The Fifth Circuit's pronouncement in Nicor Supply Ships Associates v. General Motors, 876 F.2d 501 (5th Cir.1989) obviates any argument to the effect that physical damage to any property owned by the plaintiffs is sufficient to satisfy the Robins rule. In Nicor, the Fifth Circuit was straightforward in its ruling that to be recoverable, the economic loss claimed must flow directly from the alleged physical damage to plaintiff's property, to wit:
Having sustained `physical injury to a proprietary interest,' Digicon [the timecharterer] *321 may recover for economic loss as well, but its recovery for loss of profits is limited to losses resulting from its inability to use the `other property' it placed on the vessel as a result of the casualty. Digicon is not entitled to recover for its loss of profits resulting from its inability to use the vessel itself or its inability to use the `other property' if it resulted solely from the inability of the vessel itself.
Id. at 506 [emphasis supplied].
Because the claims herein of L & L and Cooper/T. Smith for physical damage to the mooring buoy and the LST, respectively, admittedly bear no relation to their claims for economic loss, aforesaid plaintiffs have no right to recover for such economic loss.
The holding of this Court above, renders the issue of whether Cooper/T. Smith constitutes an "integrated unit" moot. Considering the foregoing, the submissions of the party and the law, and that there appears no genuine issue as to material fact, under F.R.C.P. Rule 56, defendant is entitled to partial summary judgment dismissing plaintiffs' claims for economic loss. Accordingly,
IT IS ORDERED that defendant Cho-Me's Motion for Partial Summary Judgment is hereby granted in its favor and against plaintiffs[8], L & L, Cooper/T. Smith's dismissing aforesaid plaintiffs' claims for economic loss.
NOTES
[1] Although L & L claims damage to mooring buoys, the damage was negligible and it has asserted no claims for their repair. See, Answers of L & L Fleeting to Interrogatories (Defendant's Exh. "E").
[2] Cooper has performed no repairs on the LST.
[3] Robins Dry Dock & Repair Co. v. Flint, 275 U.S. 303, 48 S. Ct. 134, 72 L. Ed. 290 (1927).
[4] Louisville and Nashville Railroad Co. v.
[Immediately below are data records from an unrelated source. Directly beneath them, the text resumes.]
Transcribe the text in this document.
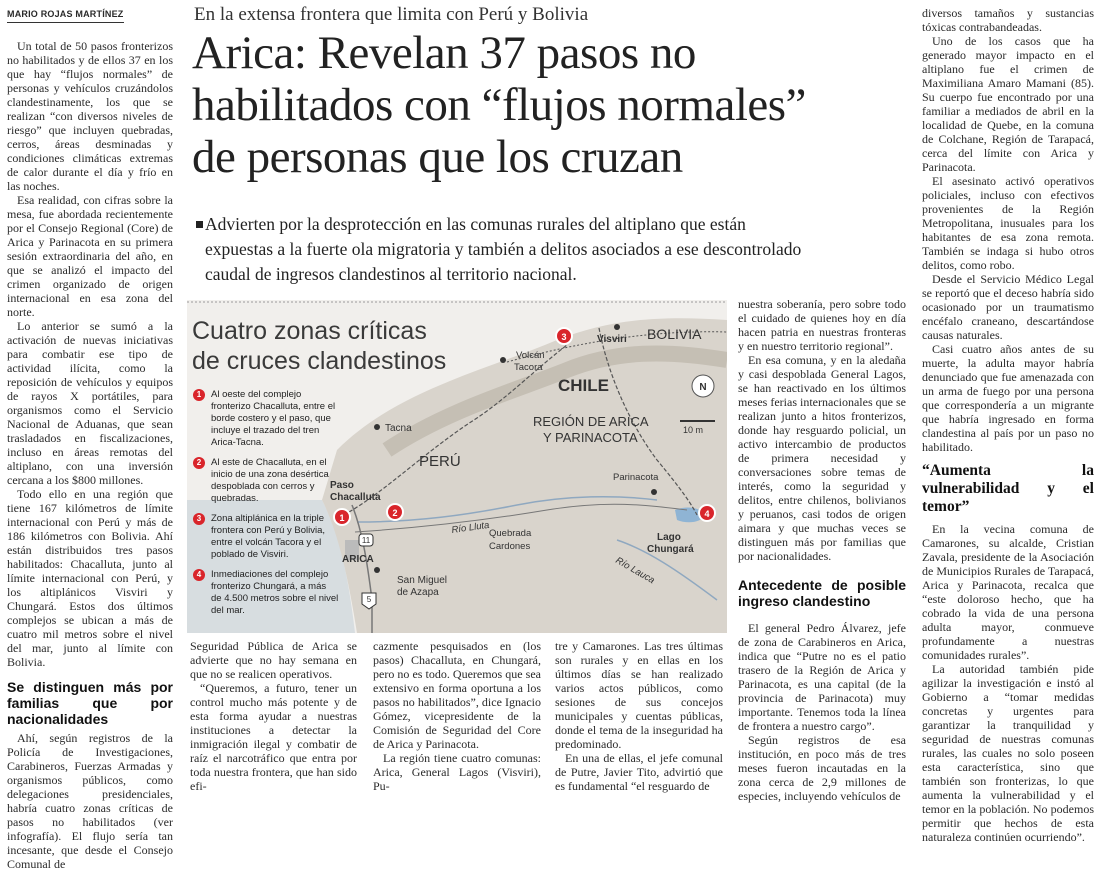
MARIO ROJAS MARTÍNEZ

Un total de 50 pasos fronterizos no habilitados y de ellos 37 en los que hay “flujos normales” de personas y vehículos cruzándolos clandestinamente, los que se realizan “con diversos niveles de riesgo” que incluyen quebradas, cerros, áreas desminadas y condiciones climáticas extremas de calor durante el día y frío en las noches.

Esa realidad, con cifras sobre la mesa, fue abordada recientemente por el Consejo Regional (Core) de Arica y Parinacota en su primera sesión extraordinaria del año, en que se analizó el impacto del crimen organizado de origen internacional en esa zona del norte.

Lo anterior se sumó a la activación de nuevas iniciativas para combatir ese tipo de actividad ilícita, como la reposición de vehículos y equipos de rayos X portátiles, para organismos como el Servicio Nacional de Aduanas, que sean trasladados en fiscalizaciones, incluso en áreas remotas del altiplano, con una inversión cercana a los $800 millones.

Todo ello en una región que tiene 167 kilómetros de límite internacional con Perú y más de 186 kilómetros con Bolivia. Ahí están distribuidos tres pasos habilitados: Chacalluta, junto al límite internacional con Perú, y los altiplánicos Visviri y Chungará. Estos dos últimos complejos se ubican a más de cuatro mil metros sobre el nivel del mar, junto al límite con Bolivia.

Se distinguen más por familias que por nacionalidades

Ahí, según registros de la Policía de Investigaciones, Carabineros, Fuerzas Armadas y organismos públicos, como delegaciones presidenciales, habría cuatro zonas críticas de pasos no habilitados (ver infografía). El flujo sería tan incesante, que desde el Consejo Comunal de

En la extensa frontera que limita con Perú y Bolivia
Arica: Revelan 37 pasos no
habilitados con “flujos normales”
de personas que los cruzan
Advierten por la desprotección en las comunas rurales del altiplano que están
expuestas a la fuerte ola migratoria y también a delitos asociados a ese descontrolado
caudal de ingresos clandestinos al territorio nacional.
11
5
Tacna
PERÚ
BOLIVIA
CHILE
REGIÓN DE ARICA
Y PARINACOTA
Volcán
Tacora
Visviri
Paso
Chacalluta
ARICA
San Miguel
de Azapa
Río Lluta
Quebrada
Cardones
Parinacota
Lago
Chungará
Río Lauca
N
10 m
3
1	2	4
Cuatro zonas críticas
de cruces clandestinos
1	Al oeste del complejo fronterizo Chacalluta, entre el borde costero y el paso, que incluye el trazado del tren Arica-Tacna.
2	Al este de Chacalluta, en el inicio de una zona desértica despoblada con cerros y quebradas.
3	Zona altiplánica en la triple frontera con Perú y Bolivia, entre el volcán Tacora y el poblado de Visviri.
4	Inmediaciones del complejo fronterizo Chungará, a más de 4.500 metros sobre el nivel del mar.

Seguridad Pública de Arica se advierte que no hay semana en que no se realicen operativos.

“Queremos, a futuro, tener un control mucho más potente y de esta forma ayudar a nuestras instituciones a detectar la inmigración ilegal y combatir de raíz el narcotráfico que entra por toda nuestra frontera, que han sido efi-

cazmente pesquisados en (los pasos) Chacalluta, en Chungará, pero no es todo. Queremos que sea extensivo en forma oportuna a los pasos no habilitados”, dice Ignacio Gómez, vicepresidente de la Comisión de Seguridad del Core de Arica y Parinacota.

La región tiene cuatro comunas: Arica, General Lagos (Visviri), Pu-

tre y Camarones. Las tres últimas son rurales y en ellas en los últimos días se han realizado varios actos públicos, como sesiones de sus concejos municipales y cuentas públicas, donde el tema de la inseguridad ha predominado.

En una de ellas, el jefe comunal de Putre, Javier Tito, advirtió que es fundamental “el resguardo de

nuestra soberanía, pero sobre todo el cuidado de quienes hoy en día hacen patria en nuestras fronteras y en nuestro territorio regional”.

En esa comuna, y en la aledaña y casi despoblada General Lagos, se han reactivado en los últimos meses ferias internacionales que se realizan junto a hitos fronterizos, donde hay resguardo policial, un activo intercambio de productos de primera necesidad y conversaciones sobre temas de interés, como la seguridad y delitos, entre chilenos, bolivianos y peruanos, casi todos de origen aimara y que muchas veces se distinguen más por familias que por nacionalidades.

Antecedente de posible ingreso clandestino

El general Pedro Álvarez, jefe de zona de Carabineros en Arica, indica que “Putre no es el patio trasero de la Región de Arica y Parinacota, es una capital (de la provincia de Parinacota) muy importante. Tenemos toda la línea de frontera a nuestro cargo”.

Según registros de esa institución, en poco más de tres meses fueron incautadas en la zona cerca de 2,9 millones de especies, incluyendo vehículos de

diversos tamaños y sustancias tóxicas contrabandeadas.

Uno de los casos que ha generado mayor impacto en el altiplano fue el crimen de Maximiliana Amaro Mamani (85). Su cuerpo fue encontrado por una familiar a mediados de abril en la localidad de Quebe, en la comuna de Colchane, Región de Tarapacá, cerca del límite con Arica y Parinacota.

El asesinato activó operativos policiales, incluso con efectivos provenientes de la Región Metropolitana, inusuales para los habitantes de esa zona remota. También se indaga si hubo otros delitos, como robo.

Desde el Servicio Médico Legal se reportó que el deceso habría sido ocasionado por un traumatismo encéfalo craneano, descartándose causas naturales.

Casi cuatro años antes de su muerte, la adulta mayor habría denunciado que fue amenazada con un arma de fuego por una persona que correspondería a un migrante que habría ingresado en forma clandestina al país por un paso no habilitado.

“Aumenta la vulnerabilidad y el temor”

En la vecina comuna de Camarones, su alcalde, Cristian Zavala, presidente de la Asociación de Municipios Rurales de Tarapacá, Arica y Parinacota, recalca que “este doloroso hecho, que ha cobrado la vida de una persona adulta mayor, conmueve profundamente a nuestras comunidades rurales”.

La autoridad también pide agilizar la investigación e instó al Gobierno a “tomar medidas concretas y urgentes para garantizar la tranquilidad y seguridad de nuestras comunas rurales, las cuales no solo poseen esta característica, sino que también son fronterizas, lo que aumenta la vulnerabilidad y el temor en la población. No podemos permitir que hechos de esta naturaleza continúen ocurriendo”.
M/V Bayou Lacombe, 597 F.2d 469 (5th Cir.1979) (stands for the proposition that a right of use possessed by one party over another's property does not constitute the requisite proprietary interest to assert a claim for economic loss).
[5] Kingston Shipping Co., Inc. v. Roberts, 667 F.2d 34 (11th Cir.1982).
[6] In TESTBANK, the Fifth Circuit observed:
We asserted that the distinction between recovery by an owner when his property was damaged and recovery of others, as applied in Robins, Dick Meyers [Towing Service, Inc. v. United States, 577 F.2d 1023 (5th Cir.1978)], and M/V Bayou Lacombe was `meaningful, real and dispositive.' 752 F.2d at 1024 [citations omitted].
[7] It is this Court's opinion that the case at bar is one of those cases "at its edge."
[8] Plaintiffs, Plimsoll Marine, Inc., and Darrow Fleeting & Switching, have stipulated that they have no claims for loss of use of the facility at issue.